A decisão foi firmada durante uma reunião de alto calibre político na Granja Santana, conduzida pelo governador João Azevêdo (PSB), e que reuniu algumas das figuras mais influentes da base aliada. O movimento de Galdino, longe de ser interpretado como recuo isolado, é visto como um gesto de cálculo e preservação da unidade interna — uma tentativa de eliminar ruídos e consolidar um caminho único para 2026.
Nas redes sociais, o presidente da ALPB explicou o gesto com sinceridade incomum:
Ele afirmou ter sido convencido por lideranças do próprio grupo a abandonar a disputa e fortalecer o projeto coletivo.
“Resolvi aceitar as ponderações deles e estou abrindo mão da minha pré-candidatura e vou apoiar o candidato do grupo, que é o vice-governador Lucas”, declarou.

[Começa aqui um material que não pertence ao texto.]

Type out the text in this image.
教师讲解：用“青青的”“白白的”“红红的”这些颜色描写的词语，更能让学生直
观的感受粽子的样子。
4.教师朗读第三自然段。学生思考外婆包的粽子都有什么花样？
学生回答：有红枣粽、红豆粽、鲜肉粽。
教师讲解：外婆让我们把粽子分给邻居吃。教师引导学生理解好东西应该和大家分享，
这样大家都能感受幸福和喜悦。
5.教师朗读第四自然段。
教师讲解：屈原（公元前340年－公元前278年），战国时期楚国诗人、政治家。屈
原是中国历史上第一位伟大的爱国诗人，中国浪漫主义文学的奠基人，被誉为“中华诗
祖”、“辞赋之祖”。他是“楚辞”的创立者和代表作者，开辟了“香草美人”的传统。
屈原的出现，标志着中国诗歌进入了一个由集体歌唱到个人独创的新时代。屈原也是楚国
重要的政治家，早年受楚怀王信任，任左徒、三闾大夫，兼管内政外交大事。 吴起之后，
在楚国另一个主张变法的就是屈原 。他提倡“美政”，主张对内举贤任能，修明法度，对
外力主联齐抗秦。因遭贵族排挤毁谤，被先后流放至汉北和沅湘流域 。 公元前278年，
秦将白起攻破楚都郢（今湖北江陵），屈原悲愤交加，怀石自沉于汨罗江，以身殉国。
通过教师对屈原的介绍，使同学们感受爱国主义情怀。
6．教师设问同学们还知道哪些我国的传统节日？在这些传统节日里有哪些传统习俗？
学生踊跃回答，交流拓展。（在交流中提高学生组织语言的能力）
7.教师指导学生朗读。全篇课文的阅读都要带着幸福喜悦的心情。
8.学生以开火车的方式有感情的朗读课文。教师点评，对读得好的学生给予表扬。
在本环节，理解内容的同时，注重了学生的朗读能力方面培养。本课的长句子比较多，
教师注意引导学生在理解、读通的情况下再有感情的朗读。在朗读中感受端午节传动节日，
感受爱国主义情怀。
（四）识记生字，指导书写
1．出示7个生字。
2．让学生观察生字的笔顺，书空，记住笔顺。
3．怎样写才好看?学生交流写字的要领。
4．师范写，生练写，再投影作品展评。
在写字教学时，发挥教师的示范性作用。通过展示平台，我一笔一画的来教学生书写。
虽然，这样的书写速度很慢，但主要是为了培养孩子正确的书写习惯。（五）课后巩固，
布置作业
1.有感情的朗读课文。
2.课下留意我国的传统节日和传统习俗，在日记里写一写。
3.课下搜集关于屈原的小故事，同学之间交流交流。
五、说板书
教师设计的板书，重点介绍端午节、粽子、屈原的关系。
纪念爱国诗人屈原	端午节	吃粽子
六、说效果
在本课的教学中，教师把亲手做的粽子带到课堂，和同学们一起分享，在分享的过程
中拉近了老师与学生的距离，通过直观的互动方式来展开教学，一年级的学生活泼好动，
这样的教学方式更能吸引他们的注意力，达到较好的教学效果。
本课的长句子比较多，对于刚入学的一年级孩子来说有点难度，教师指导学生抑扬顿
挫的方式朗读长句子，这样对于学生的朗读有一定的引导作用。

O encontro na residência oficial contou com João Azevêdo, Lucas Ribeiro e as principais peças do tabuleiro governista: Aguinaldo Ribeiro, Murilo Galdino, Daniella Ribeiro, Hugo Motta, Nabor Wanderley, além de Deusdete Queiroga e Ronaldo Guerra. A presença maciça reforça o caráter de pacto e o objetivo de evitar fissuras no bloco.
Mesmo fora da disputa majoritária, Adriano Galdino continua sendo uma peça central no xadrez político. Com sua habilidade de articulação e a força que possui sobre prefeitos e lideranças regionais, tende a assumir papel decisivo na construção dos palanques interiores e na costura fina das alianças que sustentam o projeto governista.
Com o recuo, Lucas Ribeiro emerge fortalecido — não apenas como o nome escolhido, mas como o candidato de uma frente ampla respaldada por Republicanos, PP, PSB e aliados. Enquanto isso, João Azevêdo atua como fiador de um arranjo que tenta chegar a 2026 sem divisões internas e com discurso de continuidade amarrado.